<h1><center> DS420 - PE3: Spark DataFrames Exercise

## Goal:

In this programming exercise, you will be working with your new Spark DataFrame skills. You are given the stock market data from Warmart from the years 2012 to 2017. Some of the questions may not be as meaningful as in the real cases, but just follow along the questoins and complete the tasks below.

## Dataset:

Dataset can be referenced from URL: https://raw.githubusercontent.com/BlueJayADAL/DS420/master/datasets/dataframe/walmart_stock.csv

## Q1: Start a Spark Session, with the application named as "stock_xxx", where "xxx" is your last name in lower cases. Then read the given data into a Spark DataFrame. 

> Prior Spark 2.0, Spark Context was the entry point of any spark application and used to access all spark features and needed a sparkConf which had all the cluster configs and parameters to create a Spark Context object. We could primarily create just RDDs using Spark Context and we had to create specific spark contexts for any other spark interactions. For SQL SQLContext, hive HiveContext, streaming Streaming Application. In a nutshell, Spark session is a combination of all these different contexts. Internally, Spark session creates a new SparkContext for all the operations and also all the above-mentioned contexts can be accessed using the SparkSession object.

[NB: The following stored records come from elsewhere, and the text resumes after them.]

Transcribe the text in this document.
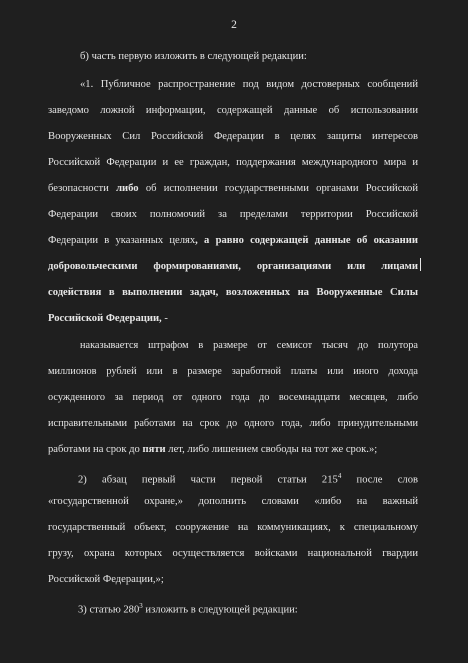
2
б) часть первую изложить в следующей редакции:
«1. Публичное распространение под видом достоверных сообщений
заведомо ложной информации, содержащей данные об использовании
Вооруженных Сил Российской Федерации в целях защиты интересов
Российской Федерации и ее граждан, поддержания международного мира и
безопасности либо об исполнении государственными органами Российской
Федерации своих полномочий за пределами территории Российской
Федерации в указанных целях, а равно содержащей данные об оказании
добровольческими формированиями, организациями или лицами
содействия в выполнении задач, возложенных на Вооруженные Силы
Российской Федерации, -
наказывается штрафом в размере от семисот тысяч до полутора
миллионов рублей или в размере заработной платы или иного дохода
осужденного за период от одного года до восемнадцати месяцев, либо
исправительными работами на срок до одного года, либо принудительными
работами на срок до пяти лет, либо лишением свободы на тот же срок.»;
2) абзац первый части первой статьи $215^4$ после слов
«государственной охране,» дополнить словами «либо на важный
государственный объект, сооружение на коммуникациях, к специальному
грузу, охрана которых осуществляется войсками национальной гвардии
Российской Федерации,»;
3) статью $280^3$ изложить в следующей редакции:
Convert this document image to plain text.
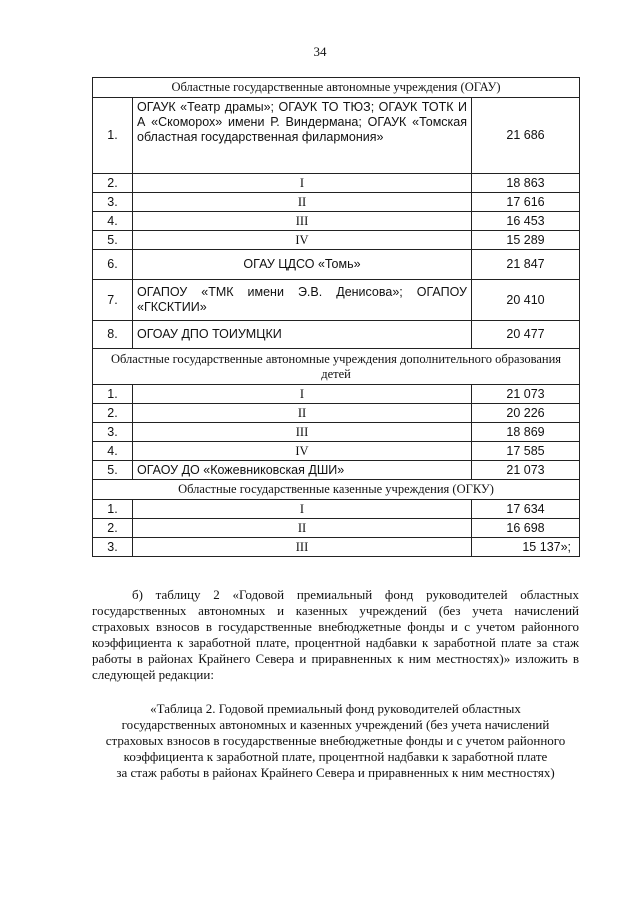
34
Областные государственные автономные учреждения (ОГАУ)		
1.	ОГАУК «Театр драмы»; ОГАУК ТО ТЮЗ; ОГАУК ТОТК И А «Скоморох» имени Р. Виндермана; ОГАУК «Томская областная государственная филармония»	21 686
2.	I	18 863
3.	II	17 616
4.	III	16 453
5.	IV	15 289
6.	ОГАУ ЦДСО «Томь»	21 847
7.	ОГАПОУ «ТМК имени Э.В. Денисова»; ОГАПОУ «ГКСКТИИ»	20 410
8.	ОГОАУ ДПО ТОИУМЦКИ	20 477
Областные государственные автономные учреждения дополнительного образования детей		
1.	I	21 073
2.	II	20 226
3.	III	18 869
4.	IV	17 585
5.	ОГАОУ ДО «Кожевниковская ДШИ»	21 073
Областные государственные казенные учреждения (ОГКУ)		
1.	I	17 634
2.	II	16 698
3.	III	15 137»;
б) таблицу 2 «Годовой премиальный фонд руководителей областных государственных автономных и казенных учреждений (без учета начислений страховых взносов в государственные внебюджетные фонды и с учетом районного коэффициента к заработной плате, процентной надбавки к заработной плате за стаж работы в районах Крайнего Севера и приравненных к ним местностях)» изложить в следующей редакции:
«Таблица 2. Годовой премиальный фонд руководителей областных
государственных автономных и казенных учреждений (без учета начислений
страховых взносов в государственные внебюджетные фонды и с учетом районного
коэффициента к заработной плате, процентной надбавки к заработной плате
за стаж работы в районах Крайнего Севера и приравненных к ним местностях)
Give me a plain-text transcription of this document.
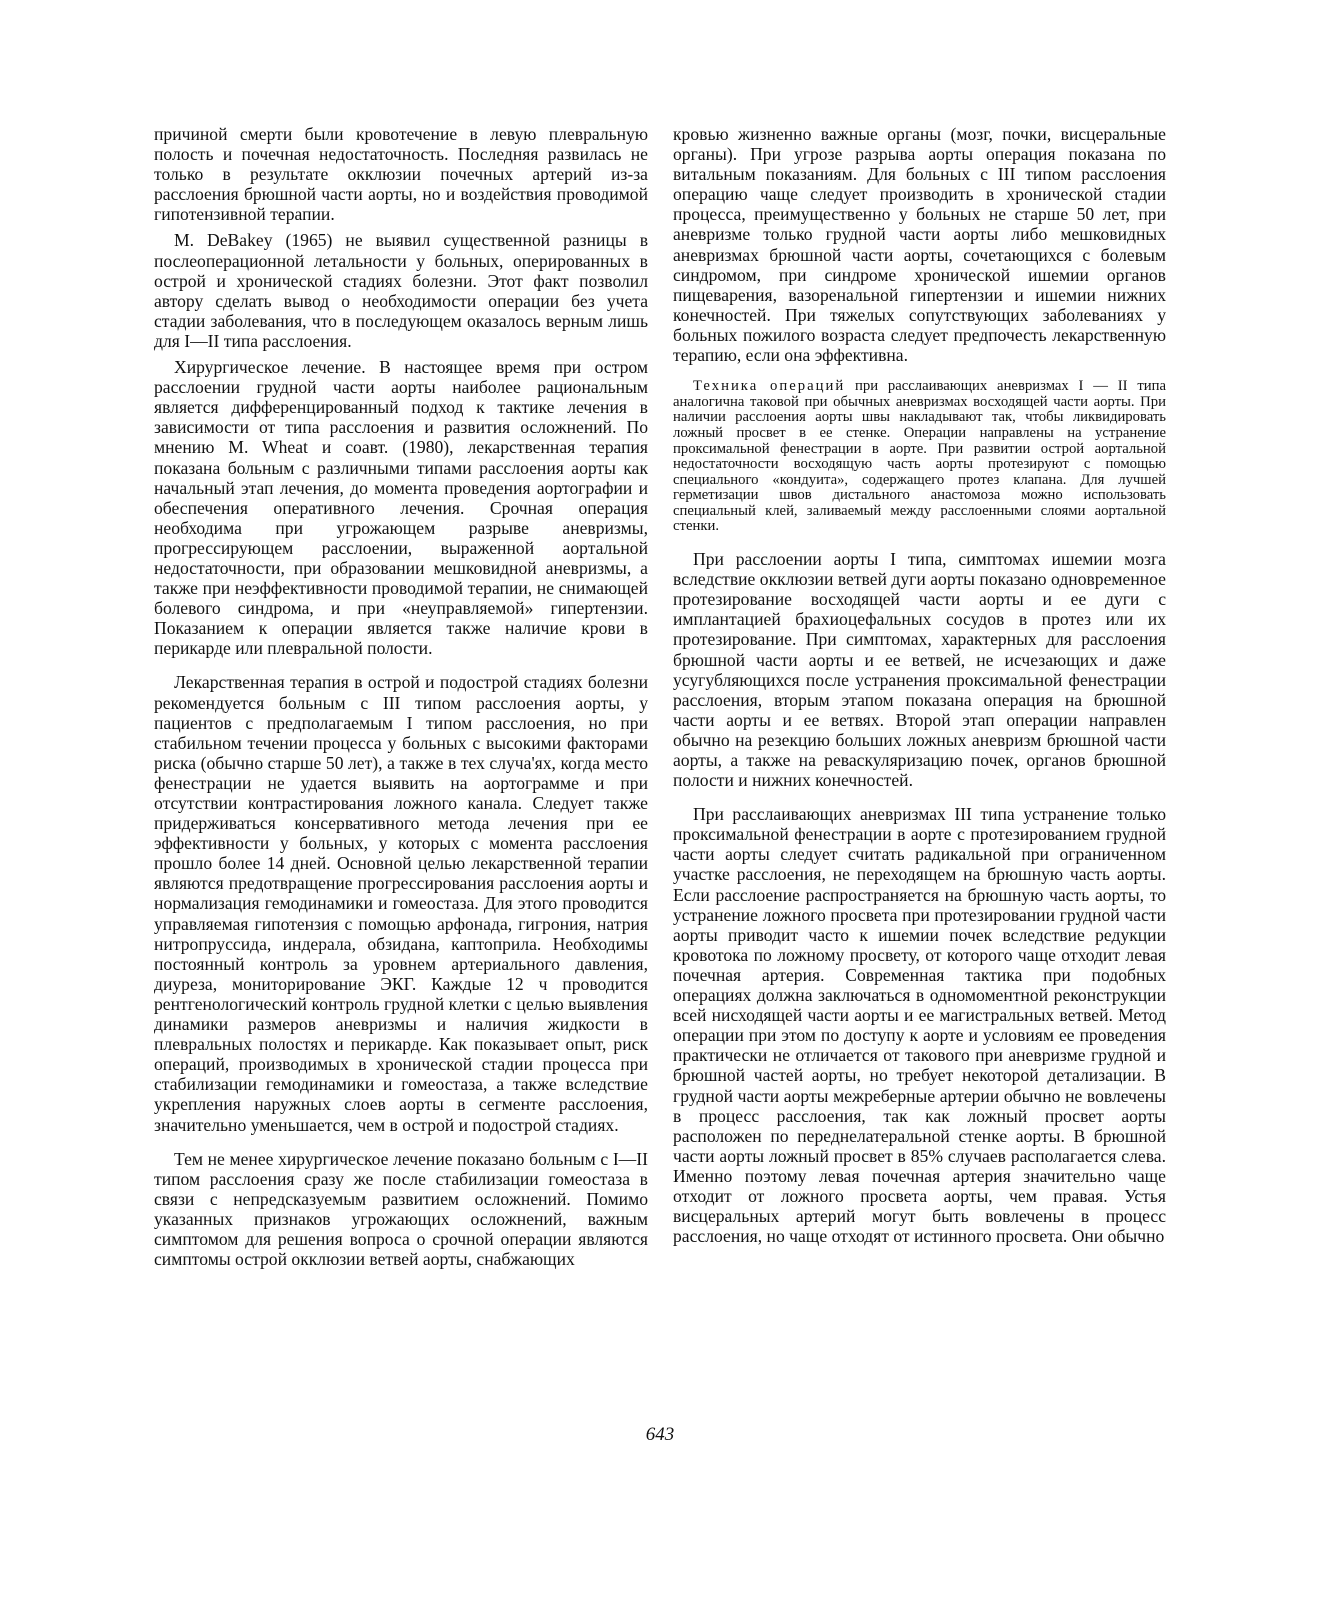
причиной смерти были кровотечение в левую плевральную полость и почечная недостаточность. Последняя развилась не только в результате окклюзии почечных артерий из-за расслоения брюшной части аорты, но и воздействия проводимой гипотензивной терапии.

M. DeBakey (1965) не выявил существенной разницы в послеоперационной летальности у больных, оперированных в острой и хронической стадиях болезни. Этот факт позволил автору сделать вывод о необходимости операции без учета стадии заболевания, что в последующем оказалось верным лишь для I—II типа расслоения.

Хирургическое лечение. В настоящее время при остром расслоении грудной части аорты наиболее рациональным является дифференцированный подход к тактике лечения в зависимости от типа расслоения и развития осложнений. По мнению M. Wheat и соавт. (1980), лекарственная терапия показана больным с различными типами расслоения аорты как начальный этап лечения, до момента проведения аортографии и обеспечения оперативного лечения. Срочная операция необходима при угрожающем разрыве аневризмы, прогрессирующем расслоении, выраженной аортальной недостаточности, при образовании мешковидной аневризмы, а также при неэффективности проводимой терапии, не снимающей болевого синдрома, и при «неуправляемой» гипертензии. Показанием к операции является также наличие крови в перикарде или плевральной полости.

Лекарственная терапия в острой и подострой стадиях болезни рекомендуется больным с III типом расслоения аорты, у пациентов с предполагаемым I типом расслоения, но при стабильном течении процесса у больных с высокими факторами риска (обычно старше 50 лет), а также в тех случа'ях, когда место фенестрации не удается выявить на аортограмме и при отсутствии контрастирования ложного канала. Следует также придерживаться консервативного метода лечения при ее эффективности у больных, у которых с момента расслоения прошло более 14 дней. Основной целью лекарственной терапии являются предотвращение прогрессирования расслоения аорты и нормализация гемодинамики и гомеостаза. Для этого проводится управляемая гипотензия с помощью арфонада, гигрония, натрия нитропруссида, индерала, обзидана, каптоприла. Необходимы постоянный контроль за уровнем артериального давления, диуреза, мониторирование ЭКГ. Каждые 12 ч проводится рентгенологический контроль грудной клетки с целью выявления динамики размеров аневризмы и наличия жидкости в плевральных полостях и перикарде. Как показывает опыт, риск операций, производимых в хронической стадии процесса при стабилизации гемодинамики и гомеостаза, а также вследствие укрепления наружных слоев аорты в сегменте расслоения, значительно уменьшается, чем в острой и подострой стадиях.

Тем не менее хирургическое лечение показано больным с I—II типом расслоения сразу же после стабилизации гомеостаза в связи с непредсказуемым развитием осложнений. Помимо указанных признаков угрожающих осложнений, важным симптомом для решения вопроса о срочной операции являются симптомы острой окклюзии ветвей аорты, снабжающих

кровью жизненно важные органы (мозг, почки, висцеральные органы). При угрозе разрыва аорты операция показана по витальным показаниям. Для больных с III типом расслоения операцию чаще следует производить в хронической стадии процесса, преимущественно у больных не старше 50 лет, при аневризме только грудной части аорты либо мешковидных аневризмах брюшной части аорты, сочетающихся с болевым синдромом, при синдроме хронической ишемии органов пищеварения, вазоренальной гипертензии и ишемии нижних конечностей. При тяжелых сопутствующих заболеваниях у больных пожилого возраста следует предпочесть лекарственную терапию, если она эффективна.

Техника операций при расслаивающих аневризмах I — II типа аналогична таковой при обычных аневризмах восходящей части аорты. При наличии расслоения аорты швы накладывают так, чтобы ликвидировать ложный просвет в ее стенке. Операции направлены на устранение проксимальной фенестрации в аорте. При развитии острой аортальной недостаточности восходящую часть аорты протезируют с помощью специального «кондуита», содержащего протез клапана. Для лучшей герметизации швов дистального анастомоза можно использовать специальный клей, заливаемый между расслоенными слоями аортальной стенки.

При расслоении аорты I типа, симптомах ишемии мозга вследствие окклюзии ветвей дуги аорты показано одновременное протезирование восходящей части аорты и ее дуги с имплантацией брахиоцефальных сосудов в протез или их протезирование. При симптомах, характерных для расслоения брюшной части аорты и ее ветвей, не исчезающих и даже усугубляющихся после устранения проксимальной фенестрации расслоения, вторым этапом показана операция на брюшной части аорты и ее ветвях. Второй этап операции направлен обычно на резекцию больших ложных аневризм брюшной части аорты, а также на реваскуляризацию почек, органов брюшной полости и нижних конечностей.

При расслаивающих аневризмах III типа устранение только проксимальной фенестрации в аорте с протезированием грудной части аорты следует считать радикальной при ограниченном участке расслоения, не переходящем на брюшную часть аорты. Если расслоение распространяется на брюшную часть аорты, то устранение ложного просвета при протезировании грудной части аорты приводит часто к ишемии почек вследствие редукции кровотока по ложному просвету, от которого чаще отходит левая почечная артерия. Современная тактика при подобных операциях должна заключаться в одномоментной реконструкции всей нисходящей части аорты и ее магистральных ветвей. Метод операции при этом по доступу к аорте и условиям ее проведения практически не отличается от такового при аневризме грудной и брюшной частей аорты, но требует некоторой детализации. В грудной части аорты межреберные артерии обычно не вовлечены в процесс расслоения, так как ложный просвет аорты расположен по переднелатеральной стенке аорты. В брюшной части аорты ложный просвет в 85% случаев располагается слева. Именно поэтому левая почечная артерия значительно чаще отходит от ложного просвета аорты, чем правая. Устья висцеральных артерий могут быть вовлечены в процесс расслоения, но чаще отходят от истинного просвета. Они обычно

643
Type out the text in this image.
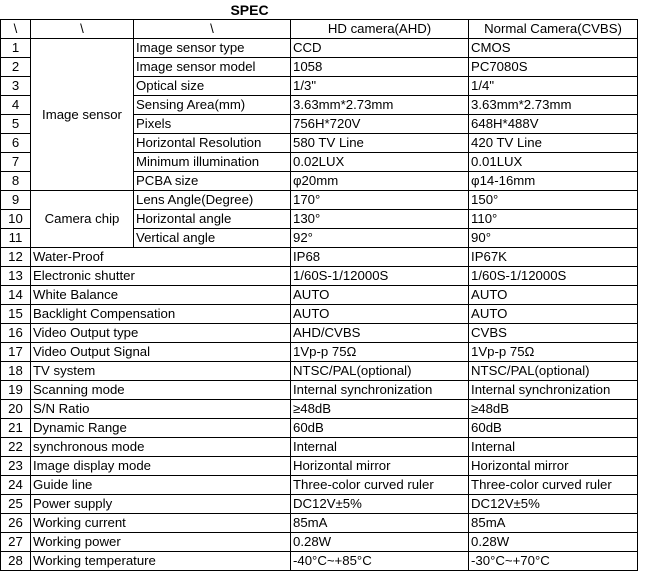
	SPEC			
\	\	\	HD camera(AHD)	Normal Camera(CVBS)
1	Image sensor	Image sensor type	CCD	CMOS
2		Image sensor model	1058	PC7080S
3		Optical size	1/3"	1/4"
4		Sensing Area(mm)	3.63mm*2.73mm	3.63mm*2.73mm
5		Pixels	756H*720V	648H*488V
6		Horizontal Resolution	580 TV Line	420 TV Line
7		Minimum illumination	0.02LUX	0.01LUX
8		PCBA size	φ20mm	φ14-16mm
9	Camera chip	Lens Angle(Degree)	170°	150°
10		Horizontal angle	130°	110°
11		Vertical angle	92°	90°
12	Water-Proof		IP68	IP67K
13	Electronic shutter		1/60S-1/12000S	1/60S-1/12000S
14	White Balance		AUTO	AUTO
15	Backlight Compensation		AUTO	AUTO
16	Video Output type		AHD/CVBS	CVBS
17	Video Output Signal		1Vp-p 75Ω	1Vp-p 75Ω
18	TV system		NTSC/PAL(optional)	NTSC/PAL(optional)
19	Scanning mode		Internal synchronization	Internal synchronization
20	S/N Ratio		≥48dB	≥48dB
21	Dynamic Range		60dB	60dB
22	synchronous mode		Internal	Internal
23	Image display mode		Horizontal mirror	Horizontal mirror
24	Guide line		Three-color curved ruler	Three-color curved ruler
25	Power supply		DC12V±5%	DC12V±5%
26	Working current		85mA	85mA
27	Working power		0.28W	0.28W
28	Working temperature		-40°C~+85°C	-30°C~+70°C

#### Configure Spark path with Jupyter notebook.

In [1]:
import findspark

findspark.init('/opt/spark')


#### Create a spark session

In [2]:
from pyspark.sql import SparkSession

spark = SparkSession.builder.appName('stock_moynihan').getOrCreate()



#### Load the Walmart Stock CSV File, have Spark infer the data types.

In [4]:
url = 'https://raw.githubusercontent.com/BlueJayADAL/DS420/master/datasets/dataframe/walmart_stock.csv'

spark.sparkContext.addFile(url)

from pyspark import SparkFiles

fileloc = SparkFiles.get('walmart_stock.csv')

stocks = spark.read.csv('file://'+ fileloc,
                      inferSchema = True, 
                      header = True)



## Q2: Show the column names, schema and the first five rows of the DataFrame.

#### What are the column names?

In [6]:
stocks.columns

['Date', 'Open', 'High', 'Low', 'Close', 'Volume', 'Adj Close']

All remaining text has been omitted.